By Adam Pagnucco.
In Part Three, we covered how any national right-wing group must have a lot of money and a smart recruitment effort to take a shot at our school board. But even those things are not enough. The money must be spent strategically to maximize the odds of success.
Here are two things I would expect sophisticated national operatives to do in a race like this.
Polling
Once the money and candidates are in place, the next step is an early poll. This is not primarily for horse-race polling, which is inaccurate early and would apply to a field that is almost entirely unknown. Instead, this poll would do three things.
Look for weaknesses
MCPS has had a lot of controversies – attendance, crime, hate incidents, drugs, LGBTQ+ curriculum and the recent sexual harassment scandal. Which among these things do voters know about? What concerns them the most? Insurgents need to know this in order to communicate with our electorate.
Crosstabs
A poll should find out how these issues interact with geography and demographics. Are some issues particularly important to some groups? This requires a large sample size (perhaps 1,000 or more respondents) and that would greatly increase the cost of the poll. But an outside effort with national money could afford it.
Message testing
What messages work best? This might require a second poll but a competent pollster could test known issues in an early poll. There are different ways to communicate about crime, taxes, academic performance and other relevant issues. National-level pollsters are good at formulating message tests and finding the right language to win votes.
Targeting
Montgomery County is not one monolithic jurisdiction. It is the equivalent of many jurisdictions of geography and demographics sharing a common set of borders. Armed with national-quality polling and crosstabs, an outside group could use many resources to push targeted messages. They include the voter file, census data, proprietary partisan data (like Nationbuilder), digital firm data and my personal favorite – blended voter file, email and consumer databases.

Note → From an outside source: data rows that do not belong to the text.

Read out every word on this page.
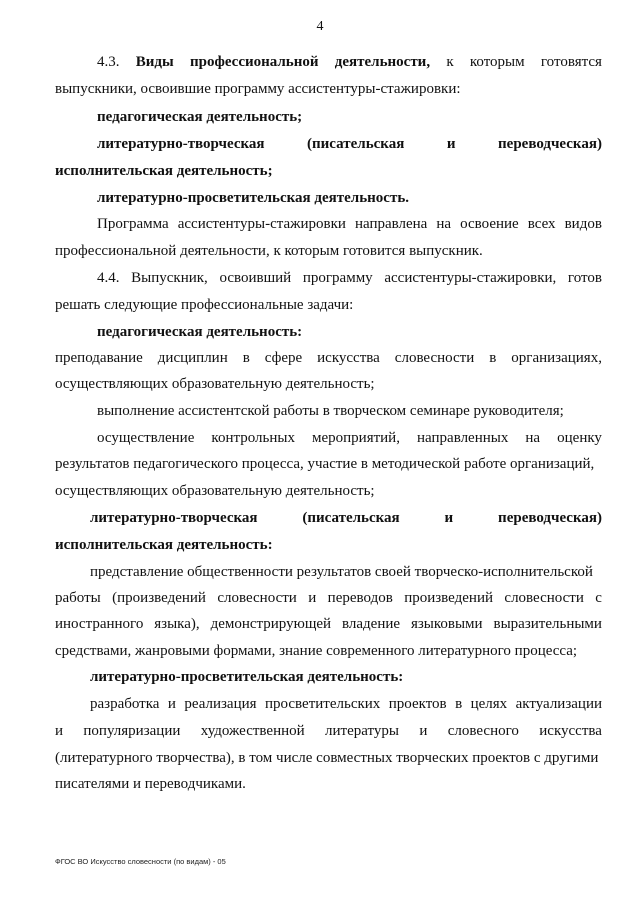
4
4.3. Виды профессиональной деятельности, к которым готовятся
выпускники, освоившие программу ассистентуры-стажировки:
педагогическая деятельность;
литературно-творческая	(писательская	и	переводческая)
исполнительская деятельность;
литературно-просветительская деятельность.
Программа ассистентуры-стажировки направлена на освоение всех видов
профессиональной деятельности, к которым готовится выпускник.
4.4. Выпускник, освоивший программу ассистентуры-стажировки, готов
решать следующие профессиональные задачи:
педагогическая деятельность:
преподавание дисциплин в сфере искусства словесности в организациях,
осуществляющих образовательную деятельность;
выполнение ассистентской работы в творческом семинаре руководителя;
осуществление контрольных мероприятий, направленных на оценку
результатов педагогического процесса, участие в методической работе организаций,
осуществляющих образовательную деятельность;
литературно-творческая	(писательская	и	переводческая)
исполнительская деятельность:
представление общественности результатов своей творческо-исполнительской
работы (произведений словесности и переводов произведений словесности с
иностранного языка), демонстрирующей владение языковыми выразительными
средствами, жанровыми формами, знание современного литературного процесса;
литературно-просветительская деятельность:
разработка и реализация просветительских проектов в целях актуализации
и популяризации художественной литературы и словесного искусства
(литературного творчества), в том числе совместных творческих проектов с другими
писателями и переводчиками.
ФГОС ВО Искусство словесности (по видам) - 05
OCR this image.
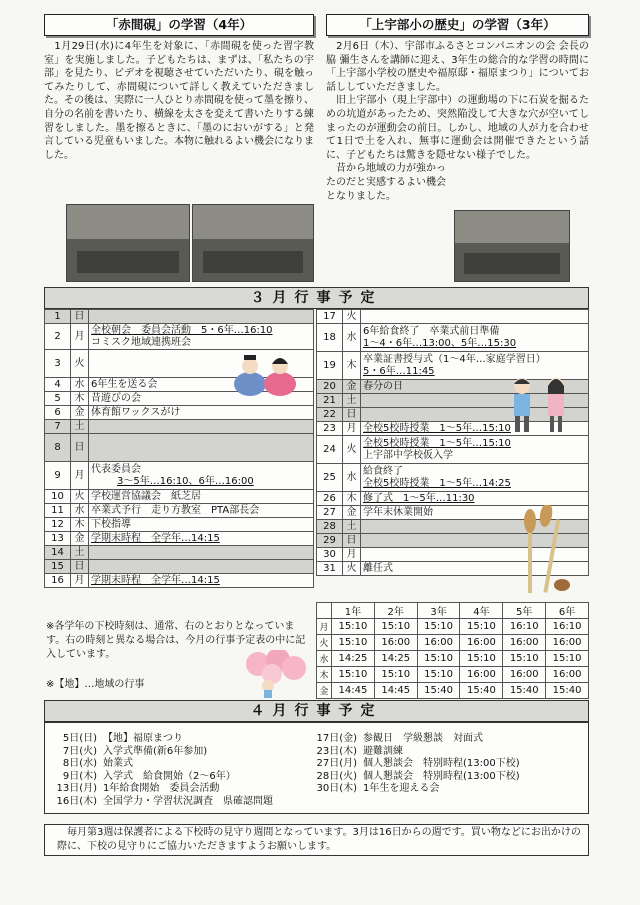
「赤間硯」の学習（4年）
　1月29日(水)に4年生を対象に、「赤間硯を使った習字教室」を実施しました。子どもたちは、まずは、「私たちの宇部」を見たり、ビデオを視聴させていただいたり、硯を触ってみたりして、赤間硯について詳しく教えていただきました。その後は、実際に一人ひとり赤間硯を使って墨を擦り、自分の名前を書いたり、横線を太さを変えて書いたりする練習をしました。墨を擦るときに、「墨のにおいがする」と発言している児童もいました。本物に触れるよい機会になりました。
「上宇部小の歴史」の学習（3年）
　2月6日（木）、宇部市ふるさとコンパニオンの会 会長の脇 彌生さんを講師に迎え、3年生の総合的な学習の時間に「上宇部小学校の歴史や福原邸・福原まつり」についてお話ししていただきました。
　旧上宇部小（現上宇部中）の運動場の下に石炭を掘るための坑道があったため、突然陥没して大きな穴が空いてしまったのが運動会の前日。しかし、地域の人が力を合わせて1日で土を入れ、無事に運動会は開催できたという話に、子どもたちは驚きを隠せない様子でした。
　昔から地域の力が強かったのだと実感するよい機会となりました。
３月行事予定
1	日	

2	月	全校朝会　委員会活動　5・6年…16:10
コミスク地域連携班会

3	火	

4	水	6年生を送る会

5	木	昔遊びの会

6	金	体育館ワックスがけ

7	土	

8	日	

9	月	代表委員会
3～5年…16:10、6年…16:00

10	火	学校運営協議会　紙芝居

11	水	卒業式予行　走り方教室　PTA部長会

12	木	下校指導

13	金	学期末時程　全学年…14:15

14	土	

15	日	

16	月	学期末時程　全学年…14:15
17	火	

18	水	6年給食終了　卒業式前日準備
1～4・6年…13:00、5年…15:30

19	木	卒業証書授与式（1～4年…家庭学習日）
5・6年…11:45

20	金	春分の日

21	土	

22	日	

23	月	全校5校時授業　1～5年…15:10

24	火	全校5校時授業　1～5年…15:10
上宇部中学校仮入学

25	水	給食終了
全校5校時授業　1～5年…14:25

26	木	修了式　1～5年…11:30

27	金	学年末休業開始

28	土	

29	日	

30	月	

31	火	離任式
	1年	2年	3年	4年	5年	6年
月	15:10	15:10	15:10	15:10	16:10	16:10
火	15:10	16:00	16:00	16:00	16:00	16:00
水	14:25	14:25	15:10	15:10	15:10	15:10
木	15:10	15:10	15:10	16:00	16:00	16:00
金	14:45	14:45	15:40	15:40	15:40	15:40
※各学年の下校時刻は、通常、右のとおりとなっています。右の時刻と異なる場合は、今月の行事予定表の中に記入しています。
※【地】…地域の行事
４月行事予定
5日(日) 【地】福原まつり
7日(火) 入学式準備(新6年参加)
8日(水) 始業式
9日(木) 入学式　給食開始（2～6年）
13日(月) 1年給食開始　委員会活動
16日(木) 全国学力・学習状況調査　県確認問題
17日(金) 参観日　学級懇談　対面式
23日(木) 避難訓練
27日(月) 個人懇談会　特別時程(13:00下校)
28日(火) 個人懇談会　特別時程(13:00下校)
30日(木) 1年生を迎える会
　毎月第3週は保護者による下校時の見守り週間となっています。3月は16日からの週です。買い物などにお出かけの際に、下校の見守りにご協力いただきますようお願いします。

I have worked with the latter data on multiple occasions and it contains robust, granular fields. It’s not just the traditional party, age, precinct, voting history and racial data that one would expect. It also contains fields like religion, estimated household income, language, military status, education, dwelling size, business owner, gun owner, children at home, homeowner/renter and MUCH more.
There are even some off-the-wall fields like cat owner, dog owner, electronic gaming, interest in musical instruments, stamp collector, interest in knitting, interest in specific sports and science fiction readers. These may not all be relevant to elections, but the detail is amazing.
Why does this data exist? The principal reason is that when you are recorded as buying or selling – particularly with debit or credit cards – that information is sold and amalgamated with other data about you, including your email address and voter registration file. Sophisticated political players like national parties use this information but it is even more widely used by advertising and marketing companies. It’s invaluable for targeting.
This combination of polling and targeting capacity can be used to guide strategies for mail, digital, texts, field and even cable TV (to an extent). A group with these resources will know exactly what to say, how to say it and to whom to say it – and will have the means to deliver this messaging over and over again to the appropriate recipients. This is how multi-million dollar campaigns are waged. There is no reason why such methodologies cannot be brought to bear in our school board races if there is enough money and brains to implement them.
And so for any candidates who are recruited to take over the school board, this is pretty easy. Raise enough money to be respectable and keep your mouth shut. Let the independent expenditure committee(s) and/or Super PAC(s) playing in the race do all the work. This kind of campaign may be well known at the national level but it is almost unknown in our local races, especially underfunded ones like school board campaigns.
Could this kind of a campaign overcome candidates who have one or more of the traditional keys to winning school board races: incumbency, the Apple Ballot and the Post endorsement? We will have some thoughts about that in our conclusion.